Mercury News reporter Michelle Pitcher talks to the co-creator of an app that may just be the taxidermist’s best friend.
The aha-moment for this app’s inventor hit while driving on Summit Road in Los Gatos. phive Shutterstock.com
Flat polecat? There’s an app for that.
Michelle Pitcher of the Mercury News reports on Los Gatos resident Michael Schneider and the app he co-developed to keep tabs on road-killed animals. On Summit Road, where he lived, Schneider had plenty of casualties to view; Highway 17 can be a gory place, thanks to the fast cars and the dark forest the road curves through. Pitcher cites a Reuters article saying that in California, the price of man-beast collisions was $276 million … at least that’s how much it was the last time that someone crunched the numbers, in 2016.

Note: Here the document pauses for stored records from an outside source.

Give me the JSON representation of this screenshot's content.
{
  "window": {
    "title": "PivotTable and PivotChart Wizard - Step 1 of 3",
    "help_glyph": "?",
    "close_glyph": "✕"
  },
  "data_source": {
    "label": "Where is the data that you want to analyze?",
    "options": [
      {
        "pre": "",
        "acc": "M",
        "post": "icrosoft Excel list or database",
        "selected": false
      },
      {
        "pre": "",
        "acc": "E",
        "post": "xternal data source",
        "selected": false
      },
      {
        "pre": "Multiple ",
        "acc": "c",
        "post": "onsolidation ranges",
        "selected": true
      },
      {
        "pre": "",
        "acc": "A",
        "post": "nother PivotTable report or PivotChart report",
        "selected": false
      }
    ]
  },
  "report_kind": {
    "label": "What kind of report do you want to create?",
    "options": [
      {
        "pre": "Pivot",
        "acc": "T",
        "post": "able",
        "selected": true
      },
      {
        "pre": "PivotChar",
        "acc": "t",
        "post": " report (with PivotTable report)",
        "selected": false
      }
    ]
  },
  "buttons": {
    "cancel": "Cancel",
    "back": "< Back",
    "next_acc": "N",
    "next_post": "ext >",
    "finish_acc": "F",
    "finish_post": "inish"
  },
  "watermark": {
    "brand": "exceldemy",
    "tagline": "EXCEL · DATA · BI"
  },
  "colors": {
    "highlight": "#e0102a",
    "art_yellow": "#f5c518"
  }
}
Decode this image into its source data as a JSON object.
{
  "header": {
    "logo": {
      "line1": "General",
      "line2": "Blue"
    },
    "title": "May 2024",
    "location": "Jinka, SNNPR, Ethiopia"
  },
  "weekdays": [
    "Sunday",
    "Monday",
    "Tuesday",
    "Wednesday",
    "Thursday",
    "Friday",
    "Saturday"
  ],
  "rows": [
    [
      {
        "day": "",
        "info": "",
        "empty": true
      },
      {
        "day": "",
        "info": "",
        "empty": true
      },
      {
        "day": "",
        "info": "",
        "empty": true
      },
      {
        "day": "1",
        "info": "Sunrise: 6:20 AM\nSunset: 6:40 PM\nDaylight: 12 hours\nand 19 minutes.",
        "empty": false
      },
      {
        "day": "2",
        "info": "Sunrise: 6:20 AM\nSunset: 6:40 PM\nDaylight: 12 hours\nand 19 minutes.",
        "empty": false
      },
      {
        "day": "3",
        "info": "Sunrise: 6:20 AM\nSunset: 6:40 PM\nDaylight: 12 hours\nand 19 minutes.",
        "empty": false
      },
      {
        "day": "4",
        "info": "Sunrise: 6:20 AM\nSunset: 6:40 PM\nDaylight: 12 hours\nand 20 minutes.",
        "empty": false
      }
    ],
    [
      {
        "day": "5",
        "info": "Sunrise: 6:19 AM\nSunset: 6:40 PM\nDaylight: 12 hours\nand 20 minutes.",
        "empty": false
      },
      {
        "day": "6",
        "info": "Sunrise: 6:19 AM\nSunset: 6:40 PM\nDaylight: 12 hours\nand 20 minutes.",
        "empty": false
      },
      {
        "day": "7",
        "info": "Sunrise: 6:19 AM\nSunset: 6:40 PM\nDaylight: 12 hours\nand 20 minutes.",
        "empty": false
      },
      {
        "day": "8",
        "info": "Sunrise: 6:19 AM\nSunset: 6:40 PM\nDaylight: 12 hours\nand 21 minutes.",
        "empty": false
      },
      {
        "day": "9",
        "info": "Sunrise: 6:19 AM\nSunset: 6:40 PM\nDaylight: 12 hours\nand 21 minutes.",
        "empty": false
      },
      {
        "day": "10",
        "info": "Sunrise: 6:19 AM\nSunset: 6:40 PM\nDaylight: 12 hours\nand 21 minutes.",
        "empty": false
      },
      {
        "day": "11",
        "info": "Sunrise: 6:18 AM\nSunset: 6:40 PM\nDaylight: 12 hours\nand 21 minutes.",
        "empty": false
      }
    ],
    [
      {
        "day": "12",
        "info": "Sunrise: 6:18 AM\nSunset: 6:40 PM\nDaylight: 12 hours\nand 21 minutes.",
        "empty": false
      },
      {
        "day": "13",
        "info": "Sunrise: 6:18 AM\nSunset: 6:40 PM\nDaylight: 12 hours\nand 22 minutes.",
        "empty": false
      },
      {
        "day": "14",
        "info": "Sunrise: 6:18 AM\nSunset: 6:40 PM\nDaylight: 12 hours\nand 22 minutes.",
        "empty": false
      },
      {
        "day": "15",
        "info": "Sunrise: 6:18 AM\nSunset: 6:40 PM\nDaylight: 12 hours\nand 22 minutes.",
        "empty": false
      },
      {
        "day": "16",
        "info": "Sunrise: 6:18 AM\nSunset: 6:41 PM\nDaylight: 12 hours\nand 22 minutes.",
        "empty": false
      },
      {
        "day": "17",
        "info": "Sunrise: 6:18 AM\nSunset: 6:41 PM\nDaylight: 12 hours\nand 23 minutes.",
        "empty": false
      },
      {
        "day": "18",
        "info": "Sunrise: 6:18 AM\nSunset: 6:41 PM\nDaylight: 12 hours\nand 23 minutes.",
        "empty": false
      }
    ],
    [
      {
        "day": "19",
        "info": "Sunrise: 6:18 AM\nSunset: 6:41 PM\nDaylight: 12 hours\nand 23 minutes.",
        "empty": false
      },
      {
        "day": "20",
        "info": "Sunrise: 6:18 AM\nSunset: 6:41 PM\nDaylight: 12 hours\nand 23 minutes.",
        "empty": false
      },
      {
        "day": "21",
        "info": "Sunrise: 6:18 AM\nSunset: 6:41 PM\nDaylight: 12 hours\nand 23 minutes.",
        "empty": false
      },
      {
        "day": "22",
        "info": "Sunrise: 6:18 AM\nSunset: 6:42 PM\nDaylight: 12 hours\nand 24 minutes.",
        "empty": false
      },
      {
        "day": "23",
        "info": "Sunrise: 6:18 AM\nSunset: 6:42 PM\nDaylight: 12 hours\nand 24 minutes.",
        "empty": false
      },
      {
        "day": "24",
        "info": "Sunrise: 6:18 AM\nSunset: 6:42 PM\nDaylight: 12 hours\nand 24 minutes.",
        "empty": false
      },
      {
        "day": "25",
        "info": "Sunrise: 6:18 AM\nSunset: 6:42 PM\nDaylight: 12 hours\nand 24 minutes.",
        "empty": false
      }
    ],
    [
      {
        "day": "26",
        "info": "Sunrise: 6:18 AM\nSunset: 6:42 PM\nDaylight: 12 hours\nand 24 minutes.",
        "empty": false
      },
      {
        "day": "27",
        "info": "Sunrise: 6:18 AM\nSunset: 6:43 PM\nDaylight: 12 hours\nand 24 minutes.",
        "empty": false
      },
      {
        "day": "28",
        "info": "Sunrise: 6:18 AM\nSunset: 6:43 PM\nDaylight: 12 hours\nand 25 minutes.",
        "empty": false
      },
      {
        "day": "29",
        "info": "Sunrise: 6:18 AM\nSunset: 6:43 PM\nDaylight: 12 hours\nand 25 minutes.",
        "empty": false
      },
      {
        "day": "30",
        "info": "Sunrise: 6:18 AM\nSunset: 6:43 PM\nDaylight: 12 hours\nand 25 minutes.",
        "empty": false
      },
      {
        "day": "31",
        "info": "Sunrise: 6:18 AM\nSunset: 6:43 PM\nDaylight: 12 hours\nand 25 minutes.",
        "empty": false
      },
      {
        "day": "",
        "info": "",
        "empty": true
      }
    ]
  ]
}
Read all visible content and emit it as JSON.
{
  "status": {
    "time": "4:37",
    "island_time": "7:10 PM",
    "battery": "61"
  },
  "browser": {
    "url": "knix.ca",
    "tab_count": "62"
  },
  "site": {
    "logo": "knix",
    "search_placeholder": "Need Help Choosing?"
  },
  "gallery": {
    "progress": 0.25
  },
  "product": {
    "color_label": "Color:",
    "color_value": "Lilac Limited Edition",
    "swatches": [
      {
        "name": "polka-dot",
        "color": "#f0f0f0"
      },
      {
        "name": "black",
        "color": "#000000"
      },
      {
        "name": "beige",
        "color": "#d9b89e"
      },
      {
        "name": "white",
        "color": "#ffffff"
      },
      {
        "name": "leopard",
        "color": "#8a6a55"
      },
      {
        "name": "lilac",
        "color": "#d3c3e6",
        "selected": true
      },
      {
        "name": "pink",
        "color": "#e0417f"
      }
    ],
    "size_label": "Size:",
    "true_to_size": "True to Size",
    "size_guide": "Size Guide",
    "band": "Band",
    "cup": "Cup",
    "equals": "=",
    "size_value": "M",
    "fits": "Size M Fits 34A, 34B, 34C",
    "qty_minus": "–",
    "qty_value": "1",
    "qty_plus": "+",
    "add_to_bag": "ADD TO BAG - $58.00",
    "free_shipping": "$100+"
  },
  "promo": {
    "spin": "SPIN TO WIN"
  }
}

Schneider, the entrepreneurial type, mulled over whether such an app could identify hotspots where roadkill was epidemic and warn drivers to take extra caution. For that matter, it could tip off those who practice taxidermy or who field-dress and cook roadkill. (Pitcher doesn’t mention this, but in Alaska, a state warning system advises pre-registered participants if a moose has been knocked over, so they can rush to the scene and ready it for the smokehouse.) Schneider joined forces with a friend, Daniel Prakash, and thus RoadKillApp debuted. Drivers nationwide can report dead animals to a nationwide database with GPS technology. Even without marketing, both Georgia and Ohio’s departments of transportation have shown interest.